The drug companies Teva Parenteral Medicines and Baxter Healthcare Corporation want to start over. The companies lost in court because they didn't have proper safety controls in place. Jurors found that the vials that got used over and over again at Dr. Dipak Desai's clinics were not labeled properly and had a poor design.
Now, the drug companies wants to overturn that $505 million dollar judgment. Drug company lawyer David Stark says the damages were simply too much.
"We disagree with many of the judge's rulings and we have appealed them and we're looking forward to having our day in court in front of the full bench of the Nevada Supreme Court," said David Stark, attorney for Parenteral Medicines. He says key evidence was barred during the trial.
"The fact that there was some intentionally wrong practices going on in the clinics. The fact that the product was approved by the Food and Drug Administration," he said.
Teva and Baxter were found at fault for faulty packaging and directions on the propofol. Stark says the jury should have focused more on the "sloppy practices" at the clinics.

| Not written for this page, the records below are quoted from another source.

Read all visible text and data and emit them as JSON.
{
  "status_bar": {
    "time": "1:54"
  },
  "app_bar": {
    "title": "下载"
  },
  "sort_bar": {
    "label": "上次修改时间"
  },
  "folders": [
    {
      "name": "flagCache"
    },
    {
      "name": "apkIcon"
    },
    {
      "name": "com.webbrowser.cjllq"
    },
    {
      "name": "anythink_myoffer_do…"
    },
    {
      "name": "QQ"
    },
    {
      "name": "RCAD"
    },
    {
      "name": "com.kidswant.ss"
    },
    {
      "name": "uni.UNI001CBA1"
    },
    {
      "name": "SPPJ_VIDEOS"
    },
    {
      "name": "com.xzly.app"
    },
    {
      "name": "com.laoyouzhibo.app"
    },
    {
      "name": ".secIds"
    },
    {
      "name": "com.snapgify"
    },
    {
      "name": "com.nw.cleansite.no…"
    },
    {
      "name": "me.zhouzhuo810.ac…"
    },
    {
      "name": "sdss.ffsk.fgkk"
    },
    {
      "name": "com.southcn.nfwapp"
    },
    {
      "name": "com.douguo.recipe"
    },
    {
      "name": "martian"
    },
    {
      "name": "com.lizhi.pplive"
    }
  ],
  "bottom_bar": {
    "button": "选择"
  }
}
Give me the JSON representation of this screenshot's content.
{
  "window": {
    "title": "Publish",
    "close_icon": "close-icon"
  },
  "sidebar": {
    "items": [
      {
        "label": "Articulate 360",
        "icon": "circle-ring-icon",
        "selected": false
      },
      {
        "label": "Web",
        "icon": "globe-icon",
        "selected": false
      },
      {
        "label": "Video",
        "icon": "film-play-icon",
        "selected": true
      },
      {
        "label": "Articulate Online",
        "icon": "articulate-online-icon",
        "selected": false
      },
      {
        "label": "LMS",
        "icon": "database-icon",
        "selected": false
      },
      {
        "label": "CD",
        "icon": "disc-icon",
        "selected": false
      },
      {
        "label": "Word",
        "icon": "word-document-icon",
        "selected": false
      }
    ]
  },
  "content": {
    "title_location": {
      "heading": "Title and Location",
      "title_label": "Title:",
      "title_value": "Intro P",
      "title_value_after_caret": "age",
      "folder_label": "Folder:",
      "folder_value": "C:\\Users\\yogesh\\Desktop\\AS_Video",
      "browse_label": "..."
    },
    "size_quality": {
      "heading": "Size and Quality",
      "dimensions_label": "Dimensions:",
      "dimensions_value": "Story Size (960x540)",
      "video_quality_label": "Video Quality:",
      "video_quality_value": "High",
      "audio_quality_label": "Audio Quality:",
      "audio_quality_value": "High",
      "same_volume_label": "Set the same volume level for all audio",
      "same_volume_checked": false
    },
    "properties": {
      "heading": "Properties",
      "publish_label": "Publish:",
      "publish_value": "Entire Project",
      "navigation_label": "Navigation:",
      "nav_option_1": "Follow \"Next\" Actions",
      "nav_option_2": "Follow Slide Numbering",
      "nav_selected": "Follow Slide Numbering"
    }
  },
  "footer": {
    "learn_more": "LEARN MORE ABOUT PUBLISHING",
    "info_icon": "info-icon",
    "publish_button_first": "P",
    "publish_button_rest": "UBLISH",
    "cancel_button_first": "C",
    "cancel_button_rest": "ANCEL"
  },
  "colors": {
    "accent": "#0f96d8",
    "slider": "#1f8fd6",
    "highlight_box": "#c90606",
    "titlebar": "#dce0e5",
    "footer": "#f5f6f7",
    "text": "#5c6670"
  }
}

"Basic, unsanitary conditions. Not washing properly or not sanitizing properly," Stark added.
Also in question are the financial connections between the trial's Judge Jessie Walsh and the law firm fighting the drug companies -- Mainor, Eglet, Cottle. Campaign records show in recent years, around $40,000 has been given to Walsh by lawyers from the firm. There are no direct allegations of wrongdoing just a possible appearance of impropriety.
Stark says his side was not even allowed to talk about the FDA during the trial.
"Our product is approved by the FDA and our label is approved by the FDA so we thought at a minimum, that was something that jury would need to know."
Stark simply wants to start over, allow every fact -- good or bad -- to come to light.
"We do think that now we have that information, that's a reasonable basis, to grant us a new trial.
The Nevada Supreme Court will take up the issue on Monday, March 7. No ruling is expected for some time. The law firm said said attorney Robert Eglet was traveling and not available to comment.